The most important equipment for pangolin photography is your own behaviour. These are the principles that experienced wildlife photographers and guides follow consistently.

Stay in the vehicle unless explicitly instructed otherwise by a qualified ranger. Pangolins in most private reserves have some degree of habituation to vehicles but respond to human scent and footfall as predator cues. Exiting the vehicle triggers immediate threat response. The best pangolin photographs are made from vehicles.

Approach slowly and stop before you reach the animal. The guide will position the vehicle at an appropriate distance — typically 5 to 10 metres for a habituated animal. Do not request a closer approach. From 8 metres, a 200mm lens on a full-frame camera produces a subject that fills approximately one-third of the frame. This is a workable composition that does not require further approach.

Silence is not optional. Cut the engine if the guide agrees and the vehicle can remain stationary safely. Whisper or use hand signals to communicate with guides. Avoid operating camera body controls that produce audible sounds — many mirrorless cameras have a silent electronic shutter option; use it.

If the pangolin begins to roll, withdraw.
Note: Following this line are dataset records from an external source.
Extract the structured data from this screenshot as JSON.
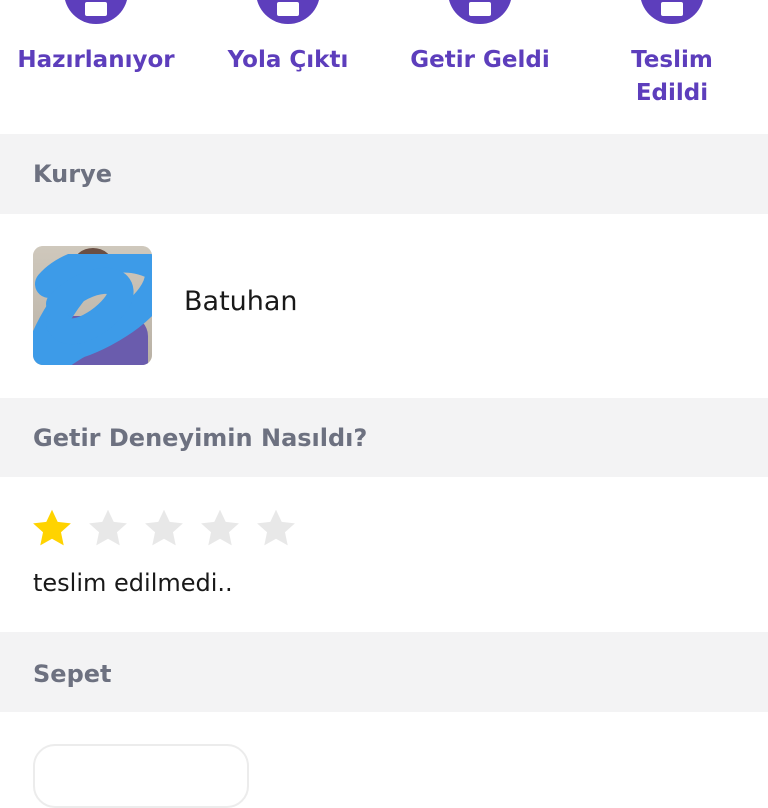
{
  "steps": [
    {
      "label": "Hazırlanıyor",
      "icon": "preparing-bag-icon"
    },
    {
      "label": "Yola Çıktı",
      "icon": "courier-scooter-icon"
    },
    {
      "label": "Getir Geldi",
      "icon": "location-pin-icon"
    },
    {
      "label": "Teslim\nEdildi",
      "icon": "delivered-box-icon"
    }
  ],
  "sections": {
    "courier": "Kurye",
    "experience": "Getir Deneyimin Nasıldı?",
    "basket": "Sepet"
  },
  "courier": {
    "name": "Batuhan",
    "avatar_icon": "courier-avatar"
  },
  "rating": {
    "value": 1,
    "max": 5,
    "comment": "teslim edilmedi.."
  },
  "colors": {
    "brand": "#5d3ebc",
    "star_filled": "#ffd300",
    "star_empty": "#e8e8e8",
    "section_bg": "#f3f3f4",
    "redaction": "#3d9be8"
  }
}
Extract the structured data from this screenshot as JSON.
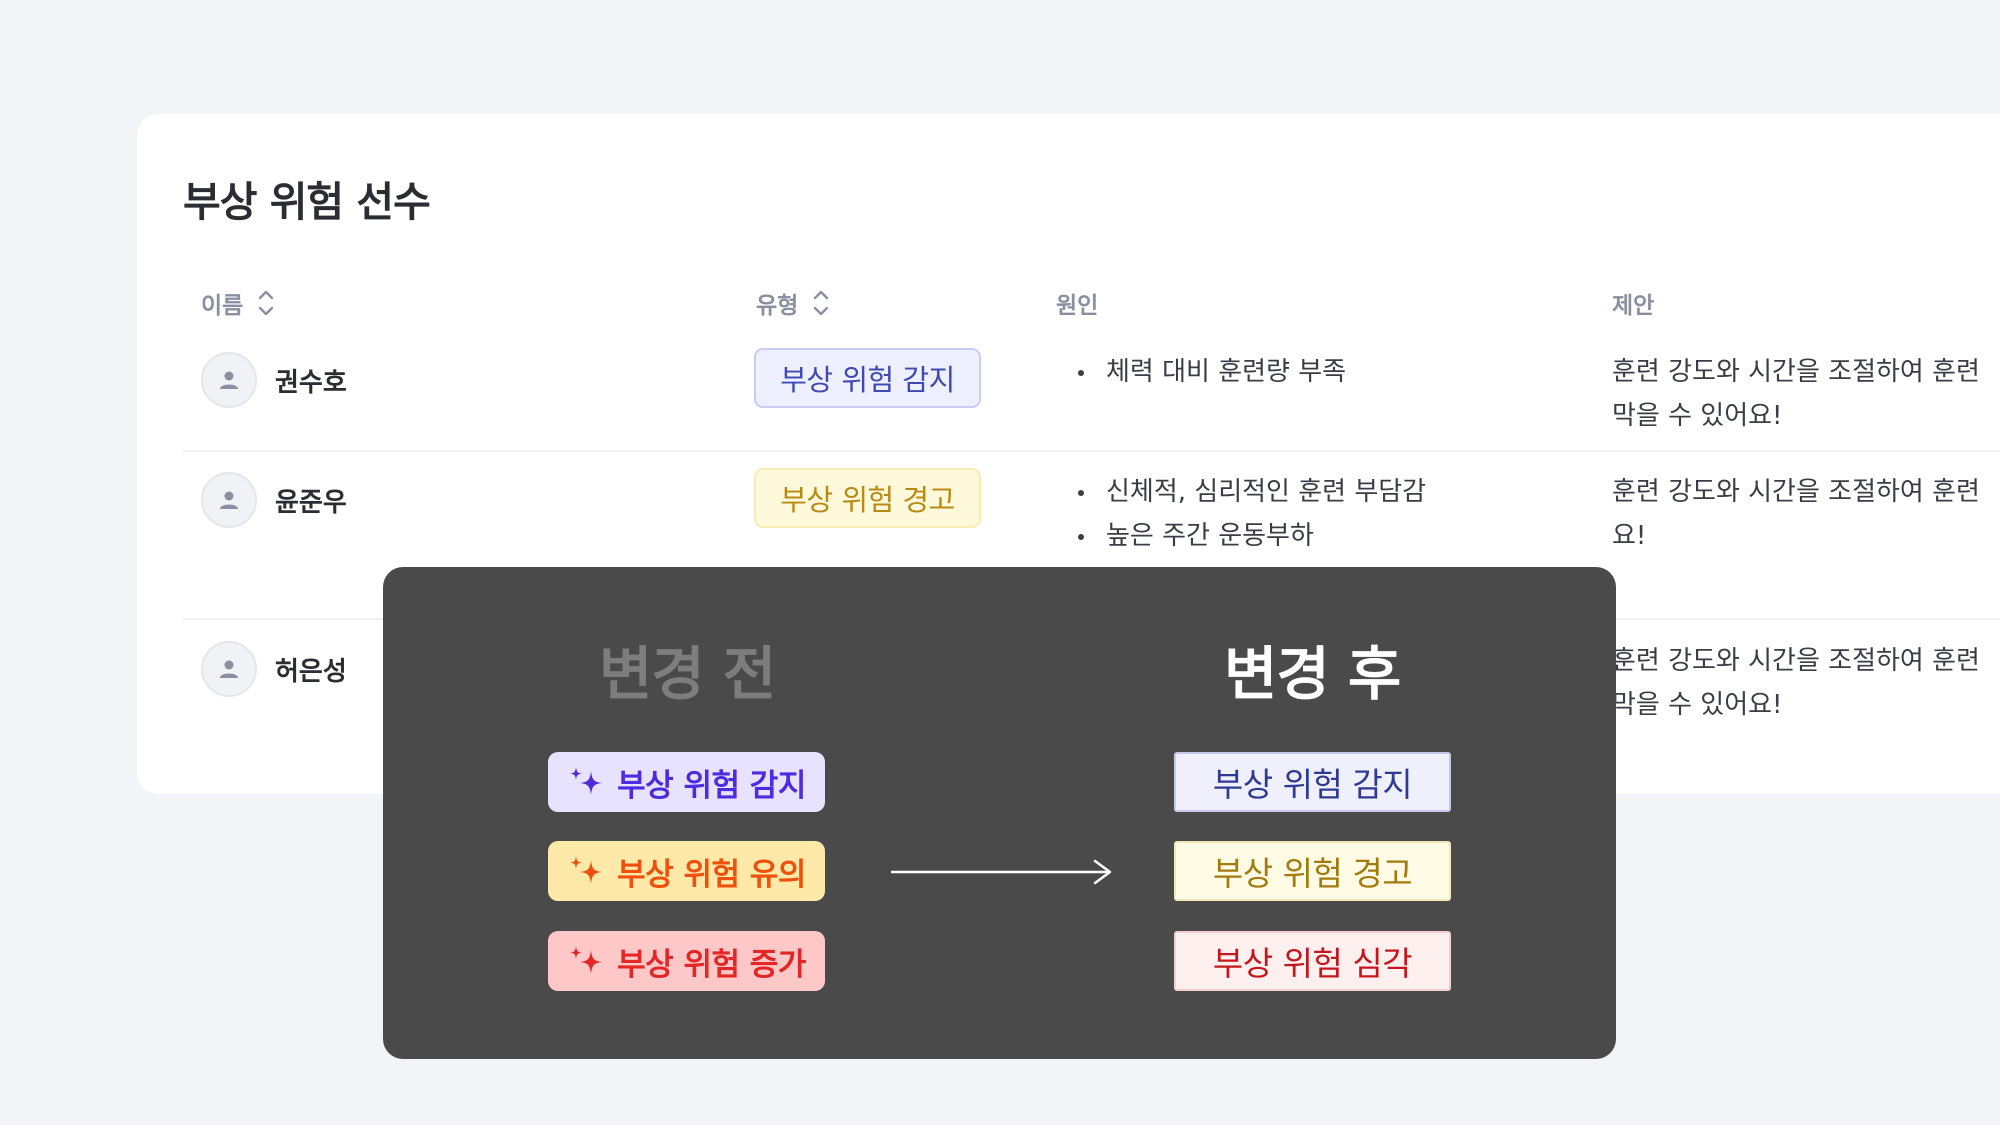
{
  "card": {
    "title": "부상 위험 선수",
    "columns": {
      "name": "이름",
      "type": "유형",
      "cause": "원인",
      "suggestion": "제안"
    },
    "rows": [
      {
        "name": "권수호",
        "type": "부상 위험 감지",
        "causes": [
          "체력 대비 훈련량 부족"
        ],
        "suggestion_lines": [
          "훈련 강도와 시간을 조절하여 훈련",
          "막을 수 있어요!"
        ]
      },
      {
        "name": "윤준우",
        "type": "부상 위험 경고",
        "causes": [
          "신체적, 심리적인 훈련 부담감",
          "높은 주간 운동부하"
        ],
        "suggestion_lines": [
          "훈련 강도와 시간을 조절하여 훈련",
          "요!"
        ]
      },
      {
        "name": "허은성",
        "type": "",
        "causes": [],
        "suggestion_lines": [
          "훈련 강도와 시간을 조절하여 훈련",
          "막을 수 있어요!"
        ]
      }
    ]
  },
  "comparison": {
    "before_title": "변경 전",
    "after_title": "변경 후",
    "before": [
      "부상 위험 감지",
      "부상 위험 유의",
      "부상 위험 증가"
    ],
    "after": [
      "부상 위험 감지",
      "부상 위험 경고",
      "부상 위험 심각"
    ]
  },
  "icons": {
    "sort": "sort-updown-icon",
    "avatar": "user-icon",
    "sparkle": "sparkle-icon",
    "arrow": "arrow-right-icon"
  },
  "colors": {
    "detect": "#4f2bdf",
    "caution": "#f0500e",
    "increase": "#e32626",
    "new_detect": "#2c3a93",
    "new_warn": "#a27a0d",
    "new_severe": "#c4161c"
  }
}
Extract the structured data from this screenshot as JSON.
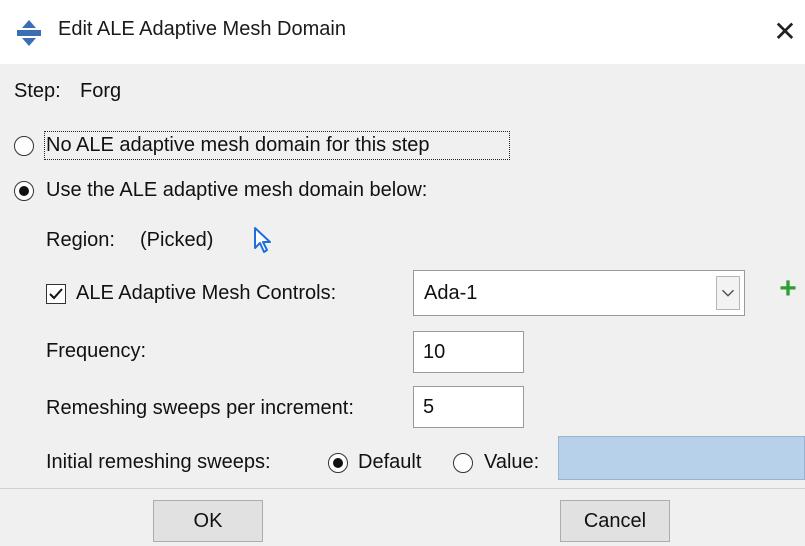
{
  "window": {
    "title": "Edit ALE Adaptive Mesh Domain",
    "close_glyph": "✕",
    "icon": "abaqus-app-icon"
  },
  "step": {
    "label": "Step:",
    "value": "Forg"
  },
  "options": {
    "no_domain": {
      "label": "No ALE adaptive mesh domain for this step",
      "selected": false
    },
    "use_domain": {
      "label": "Use the ALE adaptive mesh domain below:",
      "selected": true
    }
  },
  "region": {
    "label": "Region:",
    "value": "(Picked)",
    "icon": "pick-cursor-icon"
  },
  "controls": {
    "label": "ALE Adaptive Mesh Controls:",
    "checked": true,
    "selected": "Ada-1",
    "add_icon": "+"
  },
  "frequency": {
    "label": "Frequency:",
    "value": "10"
  },
  "remeshing": {
    "label": "Remeshing sweeps per increment:",
    "value": "5"
  },
  "initial": {
    "label": "Initial remeshing sweeps:",
    "default_label": "Default",
    "value_label": "Value:",
    "default_selected": true,
    "value": ""
  },
  "buttons": {
    "ok": "OK",
    "cancel": "Cancel"
  },
  "colors": {
    "background": "#f0f0f0",
    "value_field_disabled": "#b8d1ea",
    "add_green": "#2e9e32",
    "cursor_blue": "#1e6fd9"
  }
}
Ask the guide to back the vehicle up at least 10 metres. Give the animal time to uncurl and resume normal behaviour before moving closer again. A pangolin that remains curled for more than 10 minutes after your withdrawal has been significantly disturbed. Leave the area and return the following night.

Processing and Sharing Pangolin Images

Post-processing pangolin images is technically demanding because of the high ISO noise and difficult colour casts typical of spotlight illumination. In Lightroom or equivalent software: apply luminance noise reduction first, then colour noise reduction, then check detail recovery. Pangolin scales provide excellent midtone texture that survives aggressive noise reduction better than soft subject matter like fur.
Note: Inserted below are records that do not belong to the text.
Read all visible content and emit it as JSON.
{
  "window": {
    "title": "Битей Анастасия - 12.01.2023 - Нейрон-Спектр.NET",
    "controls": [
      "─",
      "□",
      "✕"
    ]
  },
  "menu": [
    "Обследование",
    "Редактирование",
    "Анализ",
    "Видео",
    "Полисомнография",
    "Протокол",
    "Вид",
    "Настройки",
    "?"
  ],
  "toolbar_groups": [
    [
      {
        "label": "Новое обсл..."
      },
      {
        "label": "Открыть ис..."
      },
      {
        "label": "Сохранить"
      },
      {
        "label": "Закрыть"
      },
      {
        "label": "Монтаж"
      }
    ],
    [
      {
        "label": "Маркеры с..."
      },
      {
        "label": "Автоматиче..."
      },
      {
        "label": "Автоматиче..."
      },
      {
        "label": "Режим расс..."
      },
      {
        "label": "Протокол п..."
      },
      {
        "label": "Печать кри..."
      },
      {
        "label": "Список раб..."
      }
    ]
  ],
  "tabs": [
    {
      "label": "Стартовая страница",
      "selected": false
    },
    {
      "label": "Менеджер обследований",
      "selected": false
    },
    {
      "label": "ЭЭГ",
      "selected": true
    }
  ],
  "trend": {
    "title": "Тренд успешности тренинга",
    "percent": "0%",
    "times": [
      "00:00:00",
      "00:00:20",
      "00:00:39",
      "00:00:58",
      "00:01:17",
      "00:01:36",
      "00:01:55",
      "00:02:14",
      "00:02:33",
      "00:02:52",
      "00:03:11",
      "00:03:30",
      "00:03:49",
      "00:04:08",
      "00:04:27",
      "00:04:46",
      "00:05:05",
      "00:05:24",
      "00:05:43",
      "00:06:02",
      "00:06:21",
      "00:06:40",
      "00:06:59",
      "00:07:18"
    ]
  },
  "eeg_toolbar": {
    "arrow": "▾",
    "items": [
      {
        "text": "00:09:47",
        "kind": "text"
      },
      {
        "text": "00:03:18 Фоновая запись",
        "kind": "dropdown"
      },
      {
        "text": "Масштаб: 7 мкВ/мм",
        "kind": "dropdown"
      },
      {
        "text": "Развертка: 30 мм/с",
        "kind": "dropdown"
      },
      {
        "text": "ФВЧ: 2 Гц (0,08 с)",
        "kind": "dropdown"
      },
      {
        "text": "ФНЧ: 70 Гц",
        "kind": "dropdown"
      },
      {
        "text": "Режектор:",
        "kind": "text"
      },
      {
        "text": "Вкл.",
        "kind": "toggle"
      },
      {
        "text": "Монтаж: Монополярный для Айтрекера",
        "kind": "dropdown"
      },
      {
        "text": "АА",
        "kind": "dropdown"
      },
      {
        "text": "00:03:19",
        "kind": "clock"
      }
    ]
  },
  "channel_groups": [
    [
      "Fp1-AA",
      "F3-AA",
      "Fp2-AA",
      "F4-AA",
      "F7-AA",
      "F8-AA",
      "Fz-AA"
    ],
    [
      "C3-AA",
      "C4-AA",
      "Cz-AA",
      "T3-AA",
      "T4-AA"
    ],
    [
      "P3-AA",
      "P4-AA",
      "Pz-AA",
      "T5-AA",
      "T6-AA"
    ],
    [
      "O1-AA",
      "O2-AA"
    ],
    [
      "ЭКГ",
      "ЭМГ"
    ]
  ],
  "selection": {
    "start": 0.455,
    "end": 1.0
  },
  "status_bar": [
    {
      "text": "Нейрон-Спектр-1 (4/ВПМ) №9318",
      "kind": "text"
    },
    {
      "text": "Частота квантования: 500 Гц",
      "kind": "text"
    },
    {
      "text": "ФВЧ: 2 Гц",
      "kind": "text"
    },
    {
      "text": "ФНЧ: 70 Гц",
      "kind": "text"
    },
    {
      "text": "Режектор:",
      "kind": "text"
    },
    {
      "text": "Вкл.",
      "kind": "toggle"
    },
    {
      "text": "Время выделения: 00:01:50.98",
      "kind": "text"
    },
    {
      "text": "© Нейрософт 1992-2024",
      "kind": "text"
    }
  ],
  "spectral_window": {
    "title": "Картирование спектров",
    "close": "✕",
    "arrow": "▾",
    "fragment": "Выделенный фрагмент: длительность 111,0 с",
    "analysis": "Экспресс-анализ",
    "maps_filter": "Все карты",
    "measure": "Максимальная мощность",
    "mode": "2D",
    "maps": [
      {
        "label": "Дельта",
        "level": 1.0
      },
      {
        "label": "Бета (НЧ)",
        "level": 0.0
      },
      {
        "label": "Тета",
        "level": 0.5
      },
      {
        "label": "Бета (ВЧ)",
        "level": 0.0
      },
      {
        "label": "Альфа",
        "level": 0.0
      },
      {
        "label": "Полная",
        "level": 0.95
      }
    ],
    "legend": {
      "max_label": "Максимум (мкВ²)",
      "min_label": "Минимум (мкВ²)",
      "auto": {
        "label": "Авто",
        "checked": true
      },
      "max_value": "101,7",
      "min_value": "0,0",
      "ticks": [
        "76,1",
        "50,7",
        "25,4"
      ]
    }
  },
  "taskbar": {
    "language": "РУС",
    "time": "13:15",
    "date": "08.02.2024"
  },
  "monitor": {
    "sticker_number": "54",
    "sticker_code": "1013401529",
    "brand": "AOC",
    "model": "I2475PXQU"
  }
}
When sharing pangolin images online, omit GPS metadata and location specifics below reserve level. Pangolin sighting locations are valuable intelligence for poachers; tagging "Tswalu" or "Phinda" is acceptable, but precise grid references or descriptions of specific burrow sites or foraging paths should never appear in captions or comments. This is standard practice in the wildlife photography community and actively supported by reserve management.

Many photographers who achieve pangolin images make them available to conservation organisations for non-commercial use. The African Pangolin Working Group, Endangered Wildlife Trust, and similar organisations use high-quality images for awareness campaigns, grant applications, and donor communications. A single compelling pangolin photograph can have conservation value far beyond its aesthetic merit. Contributing your best images to the cause is the most meaningful thing you can do with them.

Frequently Asked Questions

How rare is a pangolin sighting on safari?

Very rare. Experienced guides at top reserves like Tswalu have described going months without a confirmed sighting. At most general safari destinations, a pangolin encounter is a once-in-a-decade event for regular visitors. Focused searching at reserves with active monitoring programmes produces sightings but cannot guarantee them.

Can I photograph pangolins at night in Kruger National Park?

Night drives in Kruger's public areas do not permit off-road access or spotlight use beyond vehicle headlights in most zones. Pangolin sightings are possible but exceptionally rare on standard night drives. Private concessions on Kruger's boundaries, where night drives and spotlight use are permitted, offer meaningfully better conditions.

What should I do if I find a pangolin outside a reserve?

Do not touch, move, or attempt to photograph it at close range. Note your GPS location and contact the African Pangolin Working Group emergency line or your provincial nature conservation authority. In South Africa, all pangolin sightings can be reported to the APWG via their website. Report, step back, and keep the animal in sight until help arrives. Photographs taken from a respectful distance while waiting for authorities are appropriate and useful for the APWG's database.